Late 18th to 20th century
In the Neoclassical period, no basic changes took place in chair forms, but legs became straight and dimensions lighter. Backs in the shape of classical vases replaced the fanciful outlines of the Rococo period. Around 1800, freely executed imitations of Greek and Roman chairs of the klismos type, with curved legs and backrest, appeared. French chairs of the Empire period, executed in dark mahogany and embellished with ornate bronze mounts, created a ponderous effect.

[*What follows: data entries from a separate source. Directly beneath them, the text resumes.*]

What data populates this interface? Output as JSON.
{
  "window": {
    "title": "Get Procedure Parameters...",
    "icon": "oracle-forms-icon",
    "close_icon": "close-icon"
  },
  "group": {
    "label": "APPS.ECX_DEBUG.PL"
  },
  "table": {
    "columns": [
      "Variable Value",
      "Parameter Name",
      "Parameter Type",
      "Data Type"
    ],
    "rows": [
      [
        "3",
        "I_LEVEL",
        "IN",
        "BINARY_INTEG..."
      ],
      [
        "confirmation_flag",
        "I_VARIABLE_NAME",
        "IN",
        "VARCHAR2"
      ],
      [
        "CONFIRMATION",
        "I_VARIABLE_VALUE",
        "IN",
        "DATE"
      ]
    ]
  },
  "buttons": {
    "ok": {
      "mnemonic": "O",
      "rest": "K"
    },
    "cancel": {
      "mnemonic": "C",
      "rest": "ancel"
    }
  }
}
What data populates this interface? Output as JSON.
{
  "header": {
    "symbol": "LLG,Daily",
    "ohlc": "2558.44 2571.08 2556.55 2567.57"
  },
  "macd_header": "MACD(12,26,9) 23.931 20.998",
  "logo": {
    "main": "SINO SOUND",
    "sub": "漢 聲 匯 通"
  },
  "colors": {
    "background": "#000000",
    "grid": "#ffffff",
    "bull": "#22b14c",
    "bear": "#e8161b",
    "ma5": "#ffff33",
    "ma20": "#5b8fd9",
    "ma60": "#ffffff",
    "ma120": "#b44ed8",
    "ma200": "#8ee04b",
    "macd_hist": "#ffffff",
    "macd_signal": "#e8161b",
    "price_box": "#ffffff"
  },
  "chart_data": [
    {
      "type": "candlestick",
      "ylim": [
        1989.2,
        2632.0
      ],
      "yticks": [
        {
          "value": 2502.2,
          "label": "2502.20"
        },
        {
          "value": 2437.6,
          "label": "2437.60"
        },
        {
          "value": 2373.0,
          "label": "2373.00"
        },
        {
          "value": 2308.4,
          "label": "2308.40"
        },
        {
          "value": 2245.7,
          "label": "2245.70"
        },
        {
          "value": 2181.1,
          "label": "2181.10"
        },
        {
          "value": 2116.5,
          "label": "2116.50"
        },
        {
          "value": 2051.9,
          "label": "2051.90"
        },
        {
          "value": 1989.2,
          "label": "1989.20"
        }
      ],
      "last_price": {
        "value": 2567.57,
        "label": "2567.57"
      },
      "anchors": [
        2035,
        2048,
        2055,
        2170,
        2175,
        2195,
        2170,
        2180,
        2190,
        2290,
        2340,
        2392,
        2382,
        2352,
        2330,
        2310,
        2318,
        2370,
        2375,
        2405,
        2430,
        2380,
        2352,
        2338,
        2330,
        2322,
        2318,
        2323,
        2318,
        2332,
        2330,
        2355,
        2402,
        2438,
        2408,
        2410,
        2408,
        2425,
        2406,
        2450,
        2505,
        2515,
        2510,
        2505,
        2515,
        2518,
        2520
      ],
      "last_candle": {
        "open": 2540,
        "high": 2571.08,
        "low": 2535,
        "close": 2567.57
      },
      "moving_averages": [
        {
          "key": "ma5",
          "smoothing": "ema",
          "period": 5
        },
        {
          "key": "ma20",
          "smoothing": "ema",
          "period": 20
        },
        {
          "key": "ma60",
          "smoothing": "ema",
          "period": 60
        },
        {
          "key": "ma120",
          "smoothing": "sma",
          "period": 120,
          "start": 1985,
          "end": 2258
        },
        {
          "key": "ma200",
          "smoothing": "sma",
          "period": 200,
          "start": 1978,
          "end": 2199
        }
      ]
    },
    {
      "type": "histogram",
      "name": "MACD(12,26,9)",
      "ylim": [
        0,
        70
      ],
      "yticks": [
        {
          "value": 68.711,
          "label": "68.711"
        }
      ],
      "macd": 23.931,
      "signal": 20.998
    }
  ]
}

In cheaper versions of inferior workmanship, bourgeois chairs of the 19th century carried on the traditions of the 17th and 18th centuries. The only real innovations were the bentwood (wood that has been bent and shaped) chairs in beech that became popular all over the world and were still made in the 20th century. Around 1900 the continental Art Nouveau and Jugendstil styles (French and German styles characterized by organic foliate forms, sinuous lines, and non-geometric forms), and the Arts and Crafts movement in England (established by the English poet and decorator William Morris to reintroduce idealized standards of medieval craftsmanship), gave rise to original chair designs by Eugène Gaillard in France, Henry van de Velde in Belgium, Josef Hoffman in Austria, Antonio Gaudí in Spain, and Charles Rennie Mackintosh in Scotland. These new furniture styles did not exercise wide, let alone decisive, influence. The Art Nouveau chairs designed by the French architect Hector Guimard, for example, are collector’s pieces, but his name is known to a broader public only because of his fanciful entrances to the Paris Métro.
Modern
After World War I, the Bauhaus school in Germany became a creative centre for revolutionary thinking, resulting, for example, in tubular steel chairs designed by the architects Marcel Breuer, Ludwig Mies van der Rohe, and others. During World War II, the aircraft industry accelerated the development of laminated wood and molded plastic furniture. The dominant chair forms of this period go back to designs by Alvar Aalto, Bruno Mathsson, and Charles and Ray Eames. Rapid technical developments, in conjunction with an ever-increasing interest in human-factors engineering, or ergonomics, indicate that completely new chair forms will probably be evolved in the future.